Bronx, New York-born Don Byron is a singular voice in an astounding range of musical contexts, exploring widely divergent traditions while continually striving for what he calls "a sound above genre." As clarinetist, saxophonist, composer, arranger, and social critic, he redefines every genre of music he plays, be it classical, salsa, hip-hop, funk, klezmer, or any jazz style from swing and bop to cutting-edge downtown improvisation.  

Since the early 1990s, he has been consistently voted best clarinetist by critics and readers alike in leading international music journals and is acclaimed as much for his restless creativity as for his unsurpassed virtuosity as a player. He has presented a multitude of projects at major music festivals around the world, most recently in Vienna, San Francisco, Hong Kong, London, New Zealand, and New York, including a run on Broadway.

From 2000-05, Byron was Artist-in-Residence at New York’s Symphony Space, where he curated the “Contrasting Brilliance” series. In performances with his Symphony Space Adventurers Orchestra, he arranged and performed music by artists as diverse as Igor Stravinsky, Raymond Scott, Sly Stone, Henry Mancini, the Sugar Hill Gang, Herb Alpert, and Earth Wind & Fire. His countless collaborations with other musicians, in concert and on over seventy recordings, range from the Duke Ellington Orchestra to Daniel Barenboim to Salif Keita.

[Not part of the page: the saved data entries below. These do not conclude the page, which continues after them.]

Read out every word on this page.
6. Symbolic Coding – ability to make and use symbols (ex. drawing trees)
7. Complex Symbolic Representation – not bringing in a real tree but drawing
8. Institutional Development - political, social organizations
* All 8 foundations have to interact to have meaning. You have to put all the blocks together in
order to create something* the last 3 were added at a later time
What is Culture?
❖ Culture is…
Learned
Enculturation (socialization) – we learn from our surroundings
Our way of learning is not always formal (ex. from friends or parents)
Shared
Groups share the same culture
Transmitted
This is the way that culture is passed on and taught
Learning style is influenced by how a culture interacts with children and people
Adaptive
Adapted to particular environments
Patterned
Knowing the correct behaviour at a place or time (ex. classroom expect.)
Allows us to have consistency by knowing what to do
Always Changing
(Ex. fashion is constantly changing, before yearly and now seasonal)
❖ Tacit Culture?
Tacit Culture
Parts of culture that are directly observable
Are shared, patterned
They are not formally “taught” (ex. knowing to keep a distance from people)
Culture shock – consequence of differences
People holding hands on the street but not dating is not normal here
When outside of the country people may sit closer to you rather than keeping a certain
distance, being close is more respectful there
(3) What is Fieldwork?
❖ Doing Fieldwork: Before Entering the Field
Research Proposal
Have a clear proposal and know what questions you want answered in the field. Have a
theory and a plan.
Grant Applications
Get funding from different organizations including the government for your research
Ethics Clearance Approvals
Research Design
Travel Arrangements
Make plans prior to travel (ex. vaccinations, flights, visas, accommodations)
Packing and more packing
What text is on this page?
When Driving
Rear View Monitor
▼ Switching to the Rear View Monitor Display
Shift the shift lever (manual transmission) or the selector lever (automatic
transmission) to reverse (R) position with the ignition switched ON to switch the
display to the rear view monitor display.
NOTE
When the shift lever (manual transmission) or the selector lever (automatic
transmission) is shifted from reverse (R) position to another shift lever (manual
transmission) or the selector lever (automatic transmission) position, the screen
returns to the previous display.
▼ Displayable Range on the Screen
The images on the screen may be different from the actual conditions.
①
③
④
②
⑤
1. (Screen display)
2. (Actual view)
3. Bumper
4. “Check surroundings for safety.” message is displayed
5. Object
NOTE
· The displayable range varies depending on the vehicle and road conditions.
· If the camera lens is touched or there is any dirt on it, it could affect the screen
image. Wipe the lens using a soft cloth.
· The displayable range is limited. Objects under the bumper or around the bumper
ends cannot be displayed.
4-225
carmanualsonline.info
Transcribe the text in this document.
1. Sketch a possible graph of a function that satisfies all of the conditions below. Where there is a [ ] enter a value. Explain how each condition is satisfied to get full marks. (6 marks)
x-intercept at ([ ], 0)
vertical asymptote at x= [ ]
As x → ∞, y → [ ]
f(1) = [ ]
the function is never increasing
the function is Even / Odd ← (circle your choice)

Byron’s discography as bandleader comprises eleven albums for Blue Note and Nonesuch Records. His most recent CD’s are Ivey-Divey, which was voted Record of the Year 2004 by Jazz Times Magazine and nominated for a Grammy Award, and A Ballad for Many, an album of his compositions performed by the Bang On A Can All-Stars (Cantaloupe Music, June 2006). Do the Boomerang, his interpretations of the music of saxophonist, singer, and soul/R&B legend Junior (Blue Note Records, October 2006) feature Byron almost exclusively on tenor saxophone.

He has composed and arranged music for films, dance, chamber ensembles, and for his own groups. His film soundtracks include the acclaimed documentary “Strange Fruit” (about the history of the anti-lynching song made famous by Billie Holiday) and “Red-Tailed Angels” (about the “Tuskegee Airmen.”) Among his chamber works are commissioned compositions for the Kronos Quartet, the Ethel string quartet, the Bang On A Can All-Stars and for the Bang On A Can members Robert Black and Lisa Moore. He has written dozens of compositions in many different configurations for his own ensembles, from duets to a suite of big band pieces commissioned by the Monterey Jazz Festival.

Don Byron’s work as a composer reflects the diversity of his influences and inspirations, ranging from Igor Stravinsky to Raymond Scott, from Duke Ellington to James Brown, and from Henry Mancini to Eddie Palmieri. He draws his inspiration for themes and titles from his exploration of the subjects that matter to him most – the technicalities of ethnicity in the Americas and the rest of the world: assimilation, genocide, segregation, prejudice, privilege, poverty, oppression, and the hoarding and sharing of power. His music has always been about these topics, the things that make the world work or not work for so many of us.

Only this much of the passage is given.